We began by framing the service around a difficult user problem: retirement planning requires long-term thinking, but many users struggle to translate abstract future goals into concrete investment actions. The research focused on how users understand goal-based investing, how they respond to AI-supported consulting, and what information helps them feel confident enough to adjust or manage their retirement portfolio.

This phase helped us define the core evaluation areas for the study. We needed to understand whether the proposed service concept explained its value clearly, whether users could interpret goal achievement probability, and whether rebalancing guidance felt like meaningful support rather than another complex investment task.

We conducted in-depth interviews and usability testing with retirement account holders in their 30s and 40s. Participants interacted with both the existing and proposed service flows, allowing us to observe how they understood the concept, interpreted key screens, and moved through goal-setting and investment-management tasks.

The testing showed that the proposed version improved overall satisfaction and service explanation compared with the existing experience. However, users often changed default values after selecting a goal, struggled to estimate large retirement target amounts, and needed clearer connections between monthly expected income, target amount, contribution amount, and future portfolio management.

We analyzed interview observations and card sorting results to understand which information users considered important when making retirement investment decisions.

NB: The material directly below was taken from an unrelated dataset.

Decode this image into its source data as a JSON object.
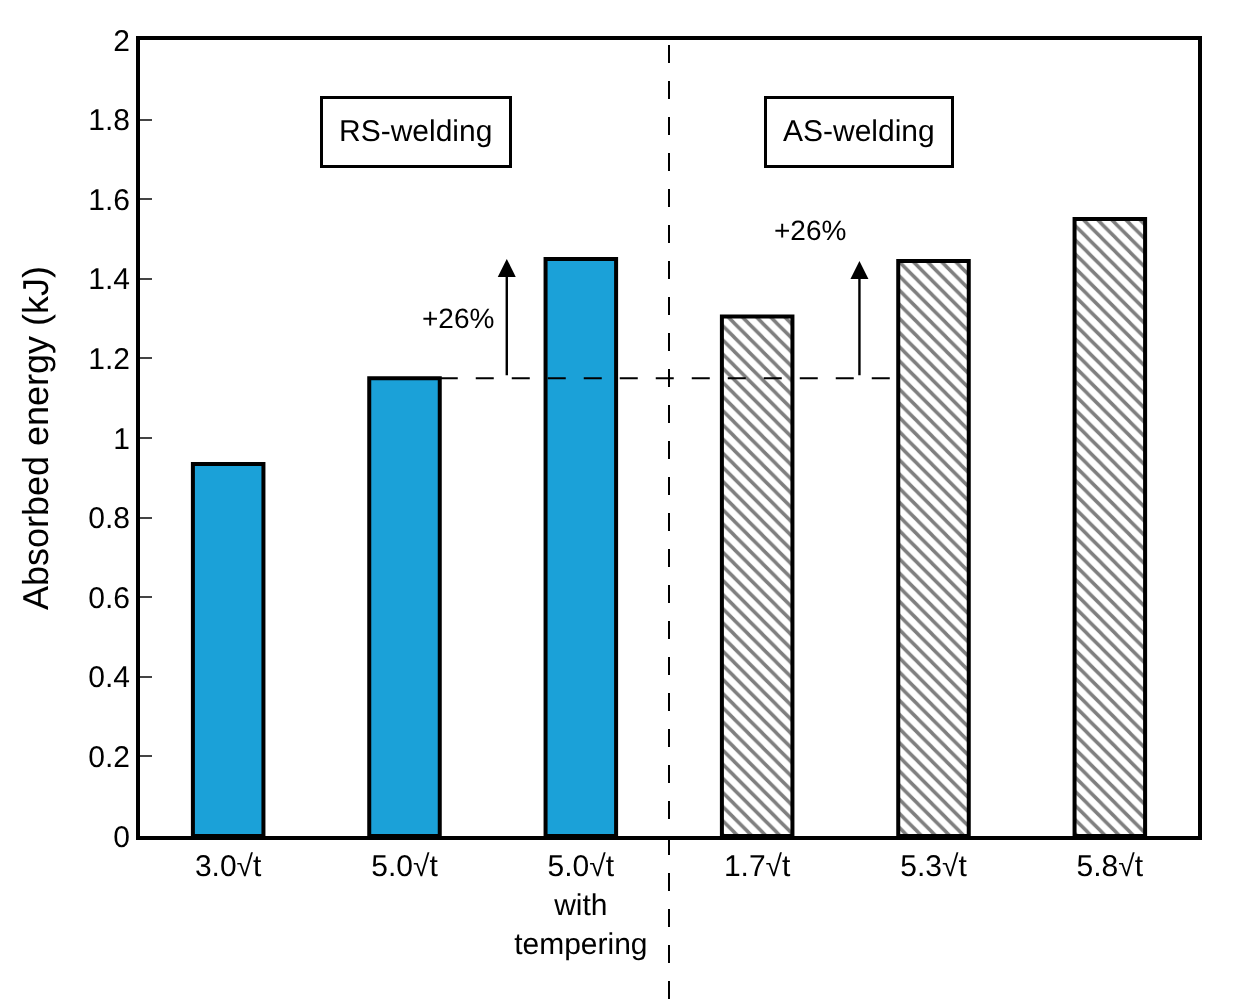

Users paid close attention to concrete, comparable information such as risk level, return, fees, goal achievement probability, and portfolio changes.

The research also showed that different users needed different levels of detail. Low-engagement users were more interested in being guided and managed, while high-engagement users wanted to inspect returns, product choices, and rebalancing logic more closely. This made it clear that the experience needed to support both quick understanding and deeper verification.

We translated the findings into service principles for making retirement investment planning easier to understand and act on. The service needed to explain goal achievement probability in plain terms, connect retirement targets to monthly income expectations, and show how changes in contribution amount, retirement age, or portfolio strategy would affect the user’s plan.

The final direction emphasized guided decision-making rather than full automation. AI-supported consulting could help users interpret options, monitor changes, and understand when rebalancing may be needed, but the experience still had to preserve clarity, control, and confidence at each decision point.